The 62-year-old pastor is reported to be in poor health now, suffering from high blood pressure and had earlier complained of stomach pain.
According to local media reports, Hyeon's family has become very concerned over the pastor's well-being since the death of Otto Warmbier in June.
North Korea released 22-year-old American student Warmbier, who had like Hyeon been detained for his alleged involvement in subversive acts, on 13 June on "humanitarian grounds". He was medically evacuated to the US on a military plane the following day after serving prison in North Korea for 17 months. But his family said he arrived in a state of coma, and eventually died on 19 June.
Hyeon had visited the isolated nation dozens of times to help set up and work with orphanages and nursing homes.
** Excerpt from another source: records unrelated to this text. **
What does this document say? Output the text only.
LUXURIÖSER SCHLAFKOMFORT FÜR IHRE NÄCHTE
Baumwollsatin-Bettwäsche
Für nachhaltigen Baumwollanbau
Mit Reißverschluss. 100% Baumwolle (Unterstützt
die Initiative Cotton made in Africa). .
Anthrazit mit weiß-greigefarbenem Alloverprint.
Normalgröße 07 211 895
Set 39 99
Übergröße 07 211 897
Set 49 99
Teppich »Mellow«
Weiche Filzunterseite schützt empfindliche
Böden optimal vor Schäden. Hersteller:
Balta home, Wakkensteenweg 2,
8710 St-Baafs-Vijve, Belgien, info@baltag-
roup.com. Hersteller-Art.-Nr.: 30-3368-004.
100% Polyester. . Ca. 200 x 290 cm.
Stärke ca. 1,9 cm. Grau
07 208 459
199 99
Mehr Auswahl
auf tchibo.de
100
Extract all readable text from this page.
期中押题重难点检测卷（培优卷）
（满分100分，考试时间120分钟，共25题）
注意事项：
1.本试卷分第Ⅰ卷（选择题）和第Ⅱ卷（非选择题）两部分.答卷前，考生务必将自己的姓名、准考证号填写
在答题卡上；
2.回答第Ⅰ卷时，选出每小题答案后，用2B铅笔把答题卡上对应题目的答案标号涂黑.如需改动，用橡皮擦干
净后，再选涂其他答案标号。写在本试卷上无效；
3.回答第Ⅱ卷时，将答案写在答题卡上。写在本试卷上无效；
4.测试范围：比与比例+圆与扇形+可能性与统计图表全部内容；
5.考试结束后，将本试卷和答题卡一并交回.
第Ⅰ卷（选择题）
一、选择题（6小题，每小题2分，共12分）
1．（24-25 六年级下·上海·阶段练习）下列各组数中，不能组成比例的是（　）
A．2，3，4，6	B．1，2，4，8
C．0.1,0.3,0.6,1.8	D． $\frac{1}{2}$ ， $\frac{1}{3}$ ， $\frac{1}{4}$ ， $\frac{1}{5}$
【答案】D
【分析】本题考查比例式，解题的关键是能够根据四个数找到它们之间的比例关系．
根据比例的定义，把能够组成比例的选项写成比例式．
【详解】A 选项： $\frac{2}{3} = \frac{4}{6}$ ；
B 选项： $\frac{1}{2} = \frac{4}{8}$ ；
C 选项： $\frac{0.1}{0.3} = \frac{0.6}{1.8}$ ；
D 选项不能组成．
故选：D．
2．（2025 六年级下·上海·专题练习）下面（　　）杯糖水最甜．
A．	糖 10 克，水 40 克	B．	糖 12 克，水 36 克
At the time of his arrest, he was called by his kith and kin as one of the most influential Christian missionaries operating in North Korea.
The pastor was reportedly involved in projects linked to some associates of North Korean dictator Kim Jong-un's purged uncle, Jang Song Thaek, who was executed in 2013 for treason.
In an interview with CNN last year, the pastor said he usually spends eight hours a day digging holes in the prison where he has apparently not seen any other inmates.